Ceviche Verde
(thanks to my friend Dafney for finding this awesome recipe!)
Ingredients
- 2 pounds firm white fish fillets, skin and bones removed (I use halibut)
- 1 cup fresh squeezed lime juice (about 8-10 limes)
- 2.5 tsp coarse (kosher) salt
- Pinch of dried oregano
- 1.5 cups lightly packed fresh basil leaves
- 1.5 cups lightly packed fresh flat-leaf parsley leaves
- 0.25 cup lightly packed fresh mint leaves
- 1 small garlic clove
- 1 serrano chile, cut into pieces
- 0.25 cup water
- 0.25 cup extra virgin olive oil
- 0.25 cup chopped green olives
- 0.5 cup finely diced white onion
Procedure
- Cut fish into 1/2 inch dice, and place in a nonreactive container. Pour lime juice over fish, and sprinkle with 1 teaspoon salt and oregano; toss to combine. Refrigerate, covered, for 6 to 8 hours.
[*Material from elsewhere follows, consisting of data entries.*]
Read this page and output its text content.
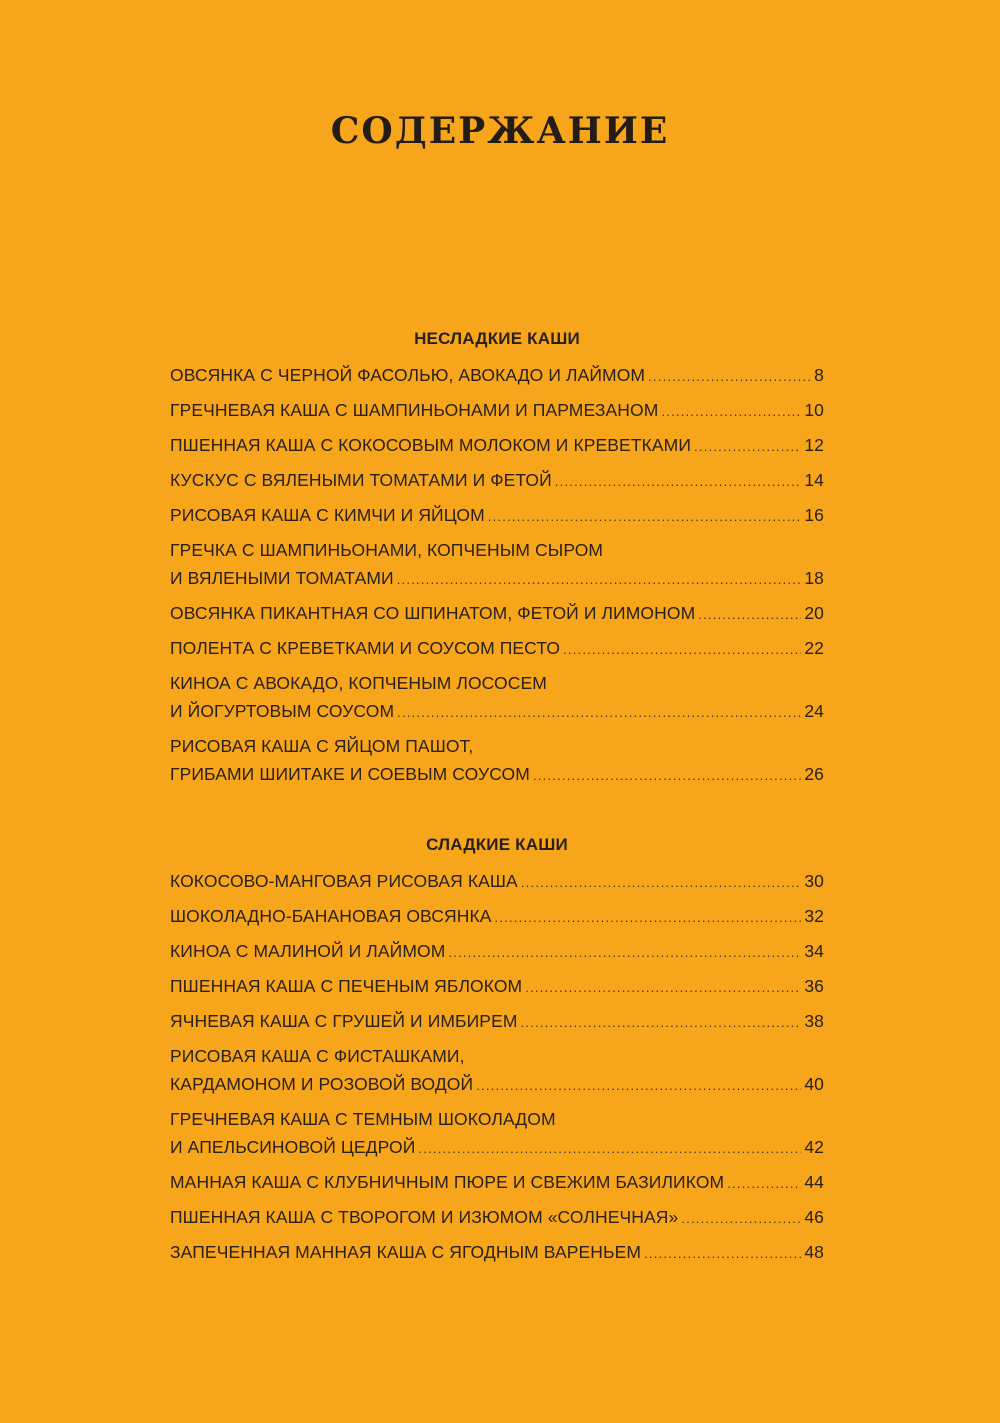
СОДЕРЖАНИЕ
НЕСЛАДКИЕ КАШИ
ОВСЯНКА С ЧЕРНОЙ ФАСОЛЬЮ, АВОКАДО И ЛАЙМОМ . . .	8
ГРЕЧНЕВАЯ КАША С ШАМПИНЬОНАМИ И ПАРМЕЗАНОМ . . .	10
ПШЕННАЯ КАША С КОКОСОВЫМ МОЛОКОМ И КРЕВЕТКАМИ . . .	12
КУСКУС С ВЯЛЕНЫМИ ТОМАТАМИ И ФЕТОЙ . . .	14
РИСОВАЯ КАША С КИМЧИ И ЯЙЦОМ . . .	16
ГРЕЧКА С ШАМПИНЬОНАМИ, КОПЧЕНЫМ СЫРОМ
И ВЯЛЕНЫМИ ТОМАТАМИ . . .	18
ОВСЯНКА ПИКАНТНАЯ СО ШПИНАТОМ, ФЕТОЙ И ЛИМОНОМ . . .	20
ПОЛЕНТА С КРЕВЕТКАМИ И СОУСОМ ПЕСТО . . .	22
КИНОА С АВОКАДО, КОПЧЕНЫМ ЛОСОСЕМ
И ЙОГУРТОВЫМ СОУСОМ . . .	24
РИСОВАЯ КАША С ЯЙЦОМ ПАШОТ,
ГРИБАМИ ШИИТАКЕ И СОЕВЫМ СОУСОМ . . .	26
СЛАДКИЕ КАШИ
КОКОСОВО-МАНГОВАЯ РИСОВАЯ КАША . . .	30
ШОКОЛАДНО-БАНАНОВАЯ ОВСЯНКА . . .	32
КИНОА С МАЛИНОЙ И ЛАЙМОМ . . .	34
ПШЕННАЯ КАША С ПЕЧЕНЫМ ЯБЛОКОМ . . .	36
ЯЧНЕВАЯ КАША С ГРУШЕЙ И ИМБИРЕМ . . .	38
РИСОВАЯ КАША С ФИСТАШКАМИ,
КАРДАМОНОМ И РОЗОВОЙ ВОДОЙ . . .	40
ГРЕЧНЕВАЯ КАША С ТЕМНЫМ ШОКОЛАДОМ
И АПЕЛЬСИНОВОЙ ЦЕДРОЙ . . .	42
МАННАЯ КАША С КЛУБНИЧНЫМ ПЮРЕ И СВЕЖИМ БАЗИЛИКОМ . . .	44
ПШЕННАЯ КАША С ТВОРОГОМ И ИЗЮМОМ «СОЛНЕЧНАЯ» . . .	46
ЗАПЕЧЕННАЯ МАННАЯ КАША С ЯГОДНЫМ ВАРЕНЬЕМ . . .	48
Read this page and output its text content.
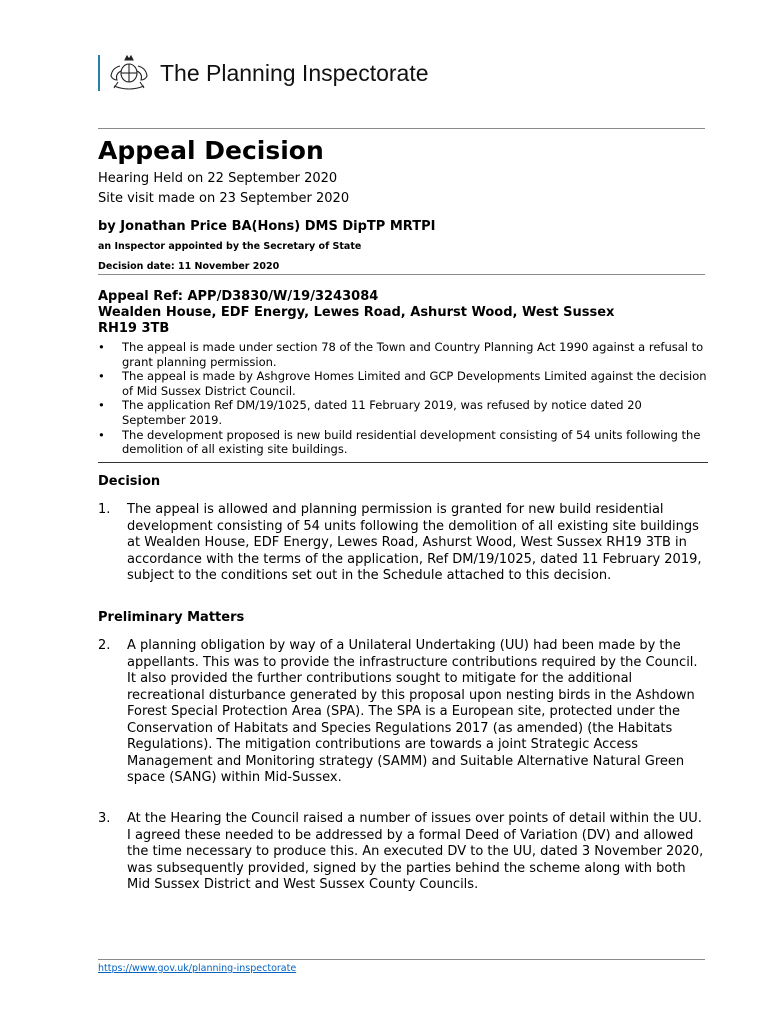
The Planning Inspectorate
Appeal Decision
Hearing Held on 22 September 2020
Site visit made on 23 September 2020
by Jonathan Price BA(Hons) DMS DipTP MRTPI
an Inspector appointed by the Secretary of State
Decision date: 11 November 2020
Appeal Ref: APP/D3830/W/19/3243084
Wealden House, EDF Energy, Lewes Road, Ashurst Wood, West Sussex
RH19 3TB
• The appeal is made under section 78 of the Town and Country Planning Act 1990 against a refusal to grant planning permission.
• The appeal is made by Ashgrove Homes Limited and GCP Developments Limited against the decision of Mid Sussex District Council.
• The application Ref DM/19/1025, dated 11 February 2019, was refused by notice dated 20 September 2019.
• The development proposed is new build residential development consisting of 54 units following the demolition of all existing site buildings.
Decision
1. The appeal is allowed and planning permission is granted for new build residential development consisting of 54 units following the demolition of all existing site buildings at Wealden House, EDF Energy, Lewes Road, Ashurst Wood, West Sussex RH19 3TB in accordance with the terms of the application, Ref DM/19/1025, dated 11 February 2019, subject to the conditions set out in the Schedule attached to this decision.
Preliminary Matters
2. A planning obligation by way of a Unilateral Undertaking (UU) had been made by the appellants. This was to provide the infrastructure contributions required by the Council. It also provided the further contributions sought to mitigate for the additional recreational disturbance generated by this proposal upon nesting birds in the Ashdown Forest Special Protection Area (SPA). The SPA is a European site, protected under the Conservation of Habitats and Species Regulations 2017 (as amended) (the Habitats Regulations). The mitigation contributions are towards a joint Strategic Access Management and Monitoring strategy (SAMM) and Suitable Alternative Natural Green space (SANG) within Mid-Sussex.
3. At the Hearing the Council raised a number of issues over points of detail within the UU. I agreed these needed to be addressed by a formal Deed of Variation (DV) and allowed the time necessary to produce this. An executed DV to the UU, dated 3 November 2020, was subsequently provided, signed by the parties behind the scheme along with both Mid Sussex District and West Sussex County Councils.
https://www.gov.uk/planning-inspectorate
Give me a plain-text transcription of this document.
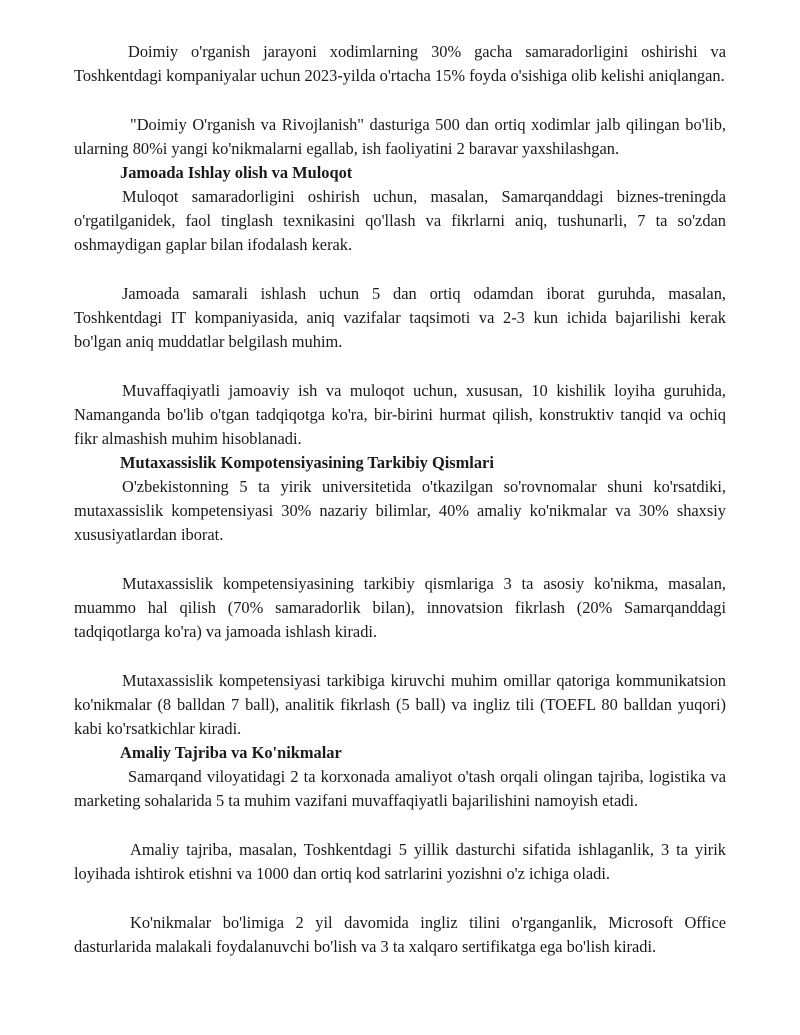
Doimiy o'rganish jarayoni xodimlarning 30% gacha samaradorligini oshirishi va Toshkentdagi kompaniyalar uchun 2023-yilda o'rtacha 15% foyda o'sishiga olib kelishi aniqlangan.

"Doimiy O'rganish va Rivojlanish" dasturiga 500 dan ortiq xodimlar jalb qilingan bo'lib, ularning 80%i yangi ko'nikmalarni egallab, ish faoliyatini 2 baravar yaxshilashgan.

Jamoada Ishlay olish va Muloqot

Muloqot samaradorligini oshirish uchun, masalan, Samarqanddagi biznes-treningda o'rgatilganidek, faol tinglash texnikasini qo'llash va fikrlarni aniq, tushunarli, 7 ta so'zdan oshmaydigan gaplar bilan ifodalash kerak.

Jamoada samarali ishlash uchun 5 dan ortiq odamdan iborat guruhda, masalan, Toshkentdagi IT kompaniyasida, aniq vazifalar taqsimoti va 2-3 kun ichida bajarilishi kerak bo'lgan aniq muddatlar belgilash muhim.

Muvaffaqiyatli jamoaviy ish va muloqot uchun, xususan, 10 kishilik loyiha guruhida, Namanganda bo'lib o'tgan tadqiqotga ko'ra, bir-birini hurmat qilish, konstruktiv tanqid va ochiq fikr almashish muhim hisoblanadi.

Mutaxassislik Kompotensiyasining Tarkibiy Qismlari

O'zbekistonning 5 ta yirik universitetida o'tkazilgan so'rovnomalar shuni ko'rsatdiki, mutaxassislik kompetensiyasi 30% nazariy bilimlar, 40% amaliy ko'nikmalar va 30% shaxsiy xususiyatlardan iborat.

Mutaxassislik kompetensiyasining tarkibiy qismlariga 3 ta asosiy ko'nikma, masalan, muammo hal qilish (70% samaradorlik bilan), innovatsion fikrlash (20% Samarqanddagi tadqiqotlarga ko'ra) va jamoada ishlash kiradi.

Mutaxassislik kompetensiyasi tarkibiga kiruvchi muhim omillar qatoriga kommunikatsion ko'nikmalar (8 balldan 7 ball), analitik fikrlash (5 ball) va ingliz tili (TOEFL 80 balldan yuqori) kabi ko'rsatkichlar kiradi.

Amaliy Tajriba va Ko'nikmalar

Samarqand viloyatidagi 2 ta korxonada amaliyot o'tash orqali olingan tajriba, logistika va marketing sohalarida 5 ta muhim vazifani muvaffaqiyatli bajarilishini namoyish etadi.

Amaliy tajriba, masalan, Toshkentdagi 5 yillik dasturchi sifatida ishlaganlik, 3 ta yirik loyihada ishtirok etishni va 1000 dan ortiq kod satrlarini yozishni o'z ichiga oladi.

Ko'nikmalar bo'limiga 2 yil davomida ingliz tilini o'rganganlik, Microsoft Office dasturlarida malakali foydalanuvchi bo'lish va 3 ta xalqaro sertifikatga ega bo'lish kiradi.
- Puree basil, parsley, mint, garlic, serrano, and the water in a blender until smooth but quite thick (note: I find this part to be a royal pain in the ass, as my blender at least doesn't seem to want to really process the leaves until I add the oil. YMMV, but I might try a food processor instead next time). With the motor running, add oil in a steady stream. Season with remaining 1.5 teaspoons salt.
- Drain marinade from fish. Pour herb sauce over fish; toss to combine. Garnish with olives and onion, and serve. Can also be stored in the fridge for at least a day, and actually improves that way due to further blending of the flavors.